Should we remove those documents from their original clusters and make this new and better one?
Again, unfortunately, there is no “correct” approach to streaming new documents, and customer-facing teams are at the mercy of whatever approach the data science or engineering team makes.
What do we do?
These 3 challenges: document defining, business-oriented clustering, and streaming new data are difficult challenges to overcome, and there is no single best way to manage them. For customer-facing teams, it’s important to know that the 10-20 topics they see in a dashboard are downstream of a series of complex and lossy decisions, each involving various trade-offs that dictate the insights they see. Where KPIs like “Revenue” can vary slightly based on a team’s custom way of defining/filtering/slicing the data in a way that’s documentable and agreed upon, clustering can provide completely different results with no clear way of defining what’s best; it’s very subjective and requires a hands-on, feedback-driven approach that most vertical software products don’t offer.
So what can we do about this? Learn from those in the structured data world.

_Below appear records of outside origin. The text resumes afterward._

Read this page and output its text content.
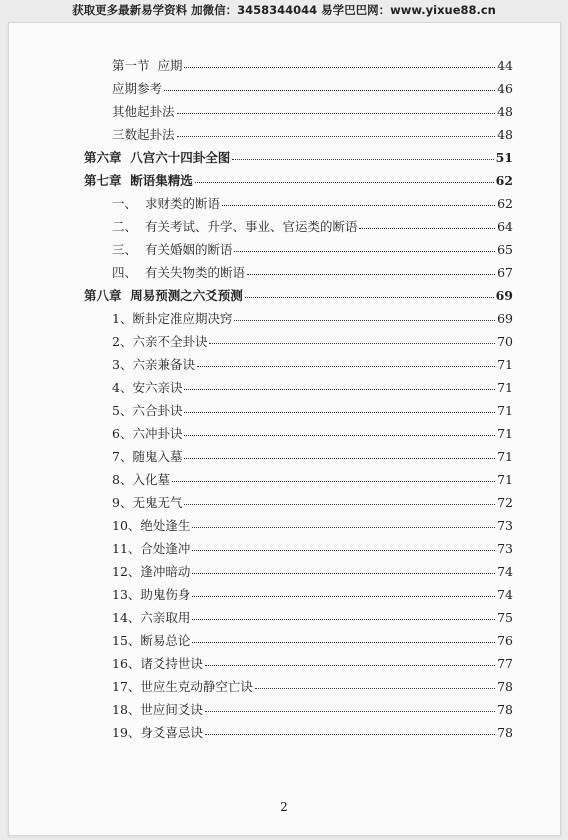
获取更多最新易学资料 加微信：3458344044 易学巴巴网：www.yixue88.cn
第一节  应期	44
应期参考	46
其他起卦法	48
三数起卦法	48
第六章  八宫六十四卦全图	51
第七章  断语集精选	62
一、  求财类的断语	62
二、  有关考试、升学、事业、官运类的断语	64
三、  有关婚姻的断语	65
四、  有关失物类的断语	67
第八章  周易预测之六爻预测	69
1、断卦定准应期决窍	69
2、六亲不全卦诀	70
3、六亲兼备诀	71
4、安六亲诀	71
5、六合卦诀	71
6、六冲卦诀	71
7、随鬼入墓	71
8、入化墓	71
9、无鬼无气	72
10、绝处逢生	73
11、合处逢冲	73
12、逢冲暗动	74
13、助鬼伤身	74
14、六亲取用	75
15、断易总论	76
16、诸爻持世诀	77
17、世应生克动静空亡诀	78
18、世应间爻诀	78
19、身爻喜忌诀	78
2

The modern data stack is an extremely complex system of moving and transforming data at scale, and because unstructured analytics is fairly new (horizontally across the org that is, we've been doing NLP for a long time), the 30+ years of warehousing, governance, and modeling standards haven't found their way to the unstructured world (yet). The solution is being more intentional with our analyses, assisting engineering orgs by decreasing deployment-feedback time, and providing more tooling for stakeholders to guide the clustering process.
That's a boring answer, but it's true.
The analytics community and business community at-large is treating every problem as an intelligence problem; just more tokens and more reasoning and all our dreams will come true. But clustering for business-reporting is not solely an intelligence problem, and treating it as one is a dead-end. This is a problem of process, orchestration, and user-experience.
Teams must ingest/stream in transcripts at scale, structure documents, cluster the appropriate fields, assess, iterate, and maintain an evolving taxonomy. Managing this end-to-end flow may appear extremely cumbersome, which is why we're building a managed solution at Siftree.